> But I agree with you, I'm surprised Steam doesn't have a way to get old ROMs.
Not quite old ROMs, but gog.com sells old computer games prepackaged for Dosbox, which because of that work on Windows, Mac and Linux. That's basically the old PC computer equivalent of what I believe Nintendo does by shipping the emulator with the ROM when you buy it through the Virtual Console so it runs as a whole.
GOG has been earning a lot of my praise recently for not only hosting binaries - but actually putting labour into making sure their games run on modern systems. This is particularly important for games from the era of weird sound cards that can't render audio quite right without a vintage soundblaster - but also goes for games that were simply designed with DOS expectations in place.
Back in the day I was a big fan of an SSI game called Imperialism - this game pretty much refuses to run on modern software - it needs DOSBox to run smoothly and even then it does custom cursor stuff that tends to screw up very obviously on modern systems - the GOG version of the game runs smooth like butter.

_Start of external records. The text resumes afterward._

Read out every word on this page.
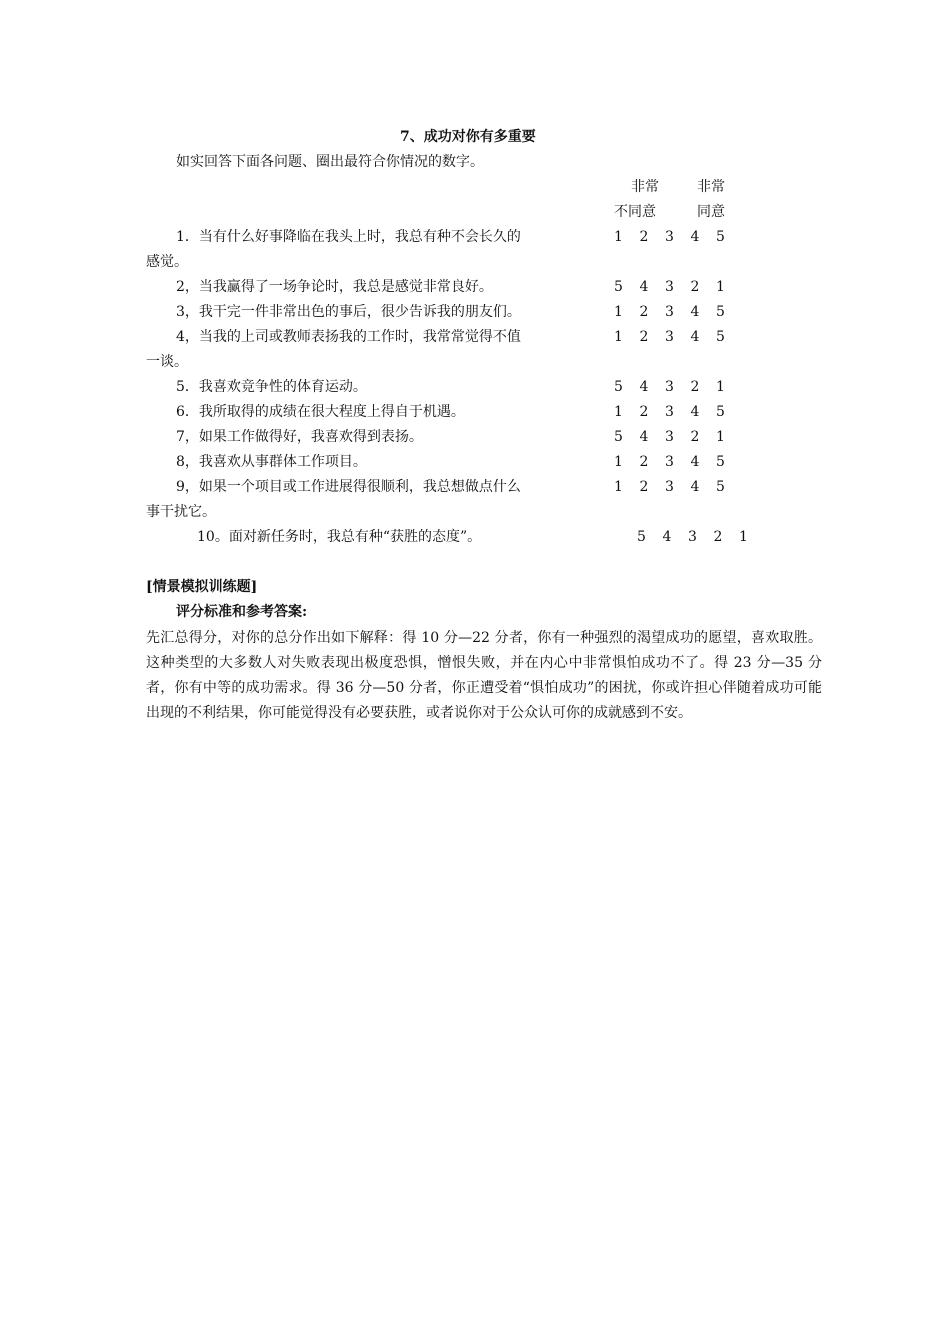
7、成功对你有多重要
如实回答下面各问题、圈出最符合你情况的数字。
非常	非常
不同意	同意
1．当有什么好事降临在我头上时，我总有种不会长久的	1 2 3 4 5
感觉。
2，当我赢得了一场争论时，我总是感觉非常良好。	5 4 3 2 1
3，我干完一件非常出色的事后，很少告诉我的朋友们。	1 2 3 4 5
4，当我的上司或教师表扬我的工作时，我常常觉得不值	1 2 3 4 5
一谈。
5．我喜欢竞争性的体育运动。	5 4 3 2 1
6．我所取得的成绩在很大程度上得自于机遇。	1 2 3 4 5
7，如果工作做得好，我喜欢得到表扬。	5 4 3 2 1
8，我喜欢从事群体工作项目。	1 2 3 4 5
9，如果一个项目或工作进展得很顺利，我总想做点什么	1 2 3 4 5
事干扰它。
10。面对新任务时，我总有种“获胜的态度”。	5 4 3 2 1
[情景模拟训练题]
评分标准和参考答案:
先汇总得分，对你的总分作出如下解释：得 10 分—22 分者，你有一种强烈的渴望成功的愿望，喜欢取胜。这种类型的大多数人对失败表现出极度恐惧，憎恨失败，并在内心中非常惧怕成功不了。得 23 分—35 分者，你有中等的成功需求。得 36 分—50 分者，你正遭受着“惧怕成功”的困扰，你或许担心伴随着成功可能出现的不利结果，你可能觉得没有必要获胜，或者说你对于公众认可你的成就感到不安。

Why would I ever pirate a copy of Imperialism and spend a day actually getting it set up to run sorta decently on my machine - when I can grab it off GOG for 1.89 CAD? A day of my time, even an hour of my time (even my leisure time), runs well above 2$ at this point - the convenience is there so pirating becomes a bad value proposition.

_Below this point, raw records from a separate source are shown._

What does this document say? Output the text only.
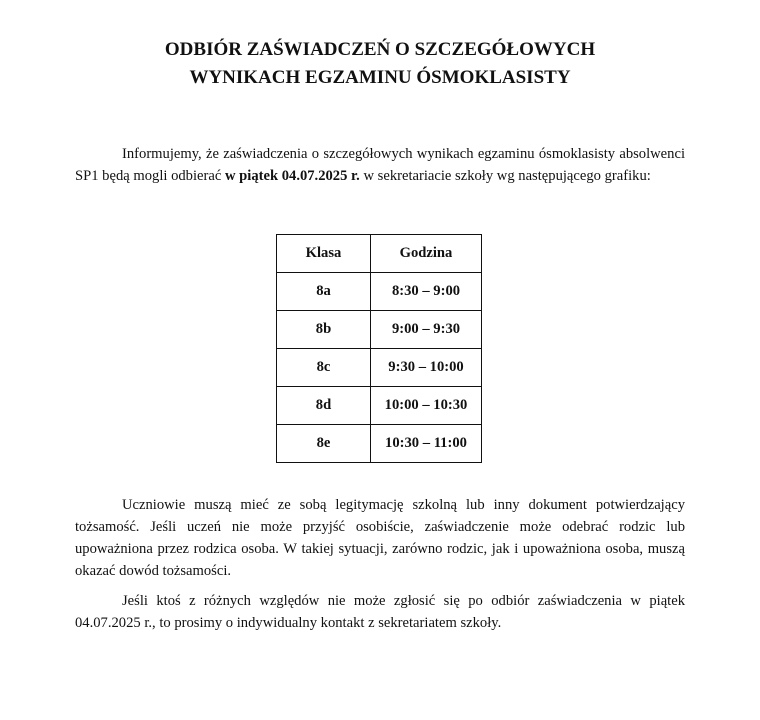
ODBIÓR ZAŚWIADCZEŃ O SZCZEGÓŁOWYCH
WYNIKACH EGZAMINU ÓSMOKLASISTY

Informujemy, że zaświadczenia o szczegółowych wynikach egzaminu ósmoklasisty absolwenci SP1 będą mogli odbierać w piątek 04.07.2025 r. w sekretariacie szkoły wg następującego grafiku:

Klasa	Godzina
8a	8:30 – 9:00
8b	9:00 – 9:30
8c	9:30 – 10:00
8d	10:00 – 10:30
8e	10:30 – 11:00

Uczniowie muszą mieć ze sobą legitymację szkolną lub inny dokument potwierdzający tożsamość. Jeśli uczeń nie może przyjść osobiście, zaświadczenie może odebrać rodzic lub upoważniona przez rodzica osoba. W takiej sytuacji, zarówno rodzic, jak i upoważniona osoba, muszą okazać dowód tożsamości.

Jeśli ktoś z różnych względów nie może zgłosić się po odbiór zaświadczenia w piątek 04.07.2025 r., to prosimy o indywidualny kontakt z sekretariatem szkoły.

IANAL, but yes. If you don't copy something, copyright is not invoked.
In many jurisdictions (AU, UK), it would be legal to copy them to another device you own, such as a hacked PSP, under the "format shifting" exemptions.
Those games are an interesting case: it’s very likely Activision or Warner owns the rights for them, but since ownership could be in the hands of at least one other party and the games themselves aren’t popular nowadays, it isn’t financially worth it for them to do the work to verify it, even though people have tried to work with them in the past.
The Sega Genesis games they sell are basically just ROMs. You can go into the folders where they are installed and grab them to use in a different emulator.
But I agree with you, I'm surprised Steam doesn't have a way to get old ROMs.